Improve how we log errors
Last one for today from !395 (merged).
I noticed it some months ago, but only now I had some time to carefully look at the code. I think it might be due to our custom Log
class, or some other thing, but our exception stack traces are not showing everything. See this error for example.
Configuration files OK
Traceback (most recent call last):
File "/home/kinow/Development/python/workspace/autosubmit/autosubmit/autosubmit.py", line 2814, in recovery
raise AutosubmitCritical(
log.log.AutosubmitCritical:
The above exception was the direct cause of the following exception:
Traceback (most recent call last):
File "/home/kinow/Development/python/workspace/autosubmit/bin/autosubmit", line 37, in main
return_value = Autosubmit.parse_args()
File "/home/kinow/Development/python/workspace/autosubmit/autosubmit/autosubmit.py", line 685, in parse_args
return Autosubmit.recovery(args.expid, args.noplot, args.save, args.all, args.hide, args.group_by,
File "/home/kinow/Development/python/workspace/autosubmit/autosubmit/autosubmit.py", line 2819, in recovery
raise AutosubmitCritical(
log.log.AutosubmitCritical:
[ERROR] Trace:
[CRITICAL] Couldn't restore the job_list or packages, check if the filesystem is having issues [eCode=7040]

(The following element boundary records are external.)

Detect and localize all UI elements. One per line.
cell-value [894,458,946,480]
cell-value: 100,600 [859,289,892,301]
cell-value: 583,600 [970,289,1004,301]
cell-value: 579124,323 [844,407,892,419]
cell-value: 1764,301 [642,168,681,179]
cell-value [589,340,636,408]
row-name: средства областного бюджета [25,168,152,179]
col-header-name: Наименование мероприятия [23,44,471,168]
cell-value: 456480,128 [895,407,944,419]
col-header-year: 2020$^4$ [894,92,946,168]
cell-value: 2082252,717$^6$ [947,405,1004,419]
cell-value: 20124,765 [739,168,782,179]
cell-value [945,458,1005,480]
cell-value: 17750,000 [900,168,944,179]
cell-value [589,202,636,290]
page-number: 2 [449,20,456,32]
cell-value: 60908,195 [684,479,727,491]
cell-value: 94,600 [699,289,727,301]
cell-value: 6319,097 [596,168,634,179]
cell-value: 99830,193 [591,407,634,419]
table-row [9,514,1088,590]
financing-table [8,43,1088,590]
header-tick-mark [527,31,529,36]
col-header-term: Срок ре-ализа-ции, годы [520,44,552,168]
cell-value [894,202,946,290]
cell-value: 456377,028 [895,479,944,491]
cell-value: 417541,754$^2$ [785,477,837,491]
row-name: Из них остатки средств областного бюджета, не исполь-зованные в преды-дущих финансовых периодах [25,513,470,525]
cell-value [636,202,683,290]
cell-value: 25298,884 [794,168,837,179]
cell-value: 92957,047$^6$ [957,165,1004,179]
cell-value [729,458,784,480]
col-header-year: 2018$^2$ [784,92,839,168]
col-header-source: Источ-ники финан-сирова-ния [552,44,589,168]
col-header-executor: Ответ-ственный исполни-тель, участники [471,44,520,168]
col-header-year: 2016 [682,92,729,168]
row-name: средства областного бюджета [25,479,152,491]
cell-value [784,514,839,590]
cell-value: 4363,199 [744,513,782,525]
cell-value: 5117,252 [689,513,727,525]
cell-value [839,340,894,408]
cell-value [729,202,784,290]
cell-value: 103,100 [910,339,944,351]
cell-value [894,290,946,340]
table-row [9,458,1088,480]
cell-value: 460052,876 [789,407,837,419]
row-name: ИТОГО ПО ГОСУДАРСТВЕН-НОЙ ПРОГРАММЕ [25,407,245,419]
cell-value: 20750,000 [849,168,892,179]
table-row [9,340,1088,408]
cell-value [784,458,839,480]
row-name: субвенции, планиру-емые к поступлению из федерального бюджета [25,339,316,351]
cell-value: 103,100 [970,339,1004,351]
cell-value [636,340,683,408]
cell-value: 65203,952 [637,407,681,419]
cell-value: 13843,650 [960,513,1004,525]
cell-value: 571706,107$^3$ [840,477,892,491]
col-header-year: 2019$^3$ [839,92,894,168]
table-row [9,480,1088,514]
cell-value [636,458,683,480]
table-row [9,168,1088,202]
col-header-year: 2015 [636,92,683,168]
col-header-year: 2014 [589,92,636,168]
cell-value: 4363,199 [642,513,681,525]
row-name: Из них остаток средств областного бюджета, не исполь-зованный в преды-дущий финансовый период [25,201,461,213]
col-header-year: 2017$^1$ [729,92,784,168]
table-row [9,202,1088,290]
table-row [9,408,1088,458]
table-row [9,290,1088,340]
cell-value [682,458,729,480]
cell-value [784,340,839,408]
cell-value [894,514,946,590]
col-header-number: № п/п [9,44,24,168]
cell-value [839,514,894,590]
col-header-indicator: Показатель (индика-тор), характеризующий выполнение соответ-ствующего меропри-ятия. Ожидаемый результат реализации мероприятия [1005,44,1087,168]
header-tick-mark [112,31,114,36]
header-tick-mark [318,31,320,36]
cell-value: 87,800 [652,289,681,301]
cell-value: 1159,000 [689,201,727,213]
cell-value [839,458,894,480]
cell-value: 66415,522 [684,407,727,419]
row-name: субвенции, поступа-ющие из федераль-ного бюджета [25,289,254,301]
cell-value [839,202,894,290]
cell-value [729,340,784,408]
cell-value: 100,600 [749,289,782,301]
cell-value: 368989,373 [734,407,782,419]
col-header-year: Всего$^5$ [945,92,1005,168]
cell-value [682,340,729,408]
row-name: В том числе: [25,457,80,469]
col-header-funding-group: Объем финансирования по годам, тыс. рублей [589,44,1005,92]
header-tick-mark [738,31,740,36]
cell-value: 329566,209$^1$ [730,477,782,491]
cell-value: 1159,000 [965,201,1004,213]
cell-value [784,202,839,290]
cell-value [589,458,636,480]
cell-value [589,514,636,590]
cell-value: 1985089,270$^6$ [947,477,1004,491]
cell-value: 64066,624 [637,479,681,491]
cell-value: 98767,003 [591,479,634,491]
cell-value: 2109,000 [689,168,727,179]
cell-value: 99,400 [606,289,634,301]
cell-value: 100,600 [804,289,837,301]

More info at https://autosubmit.readthedocs.io/en/master/troubleshooting/error-codes.html
The user sees the last message, "Couldn't restore the job_list or packages, check if the filesystem is having issues [eCode=7040]". The traceback is, however, hiding a more useful message, created where the initial exception is raised.
In the image above, you should be able to see the original error: "Experiment can't be recovered due being 1 active jobs in your experiment, If you want to recover the experiment, please use the flag -f and all active jobs will be cancelled".
But that error message is never displayed to the user.
This means users will open an issue in Autosubmit, a developer will open the code, see that message when following the traceback back to where it originated, and then tell the user something that could have been printed.
This is not very efficient (for both users and devs), and I think we can do better at printing the complete traceback for our users, empowering them and allowing them to troubleshoot issues much faster (i.e. a better user experience for Autosubmit users).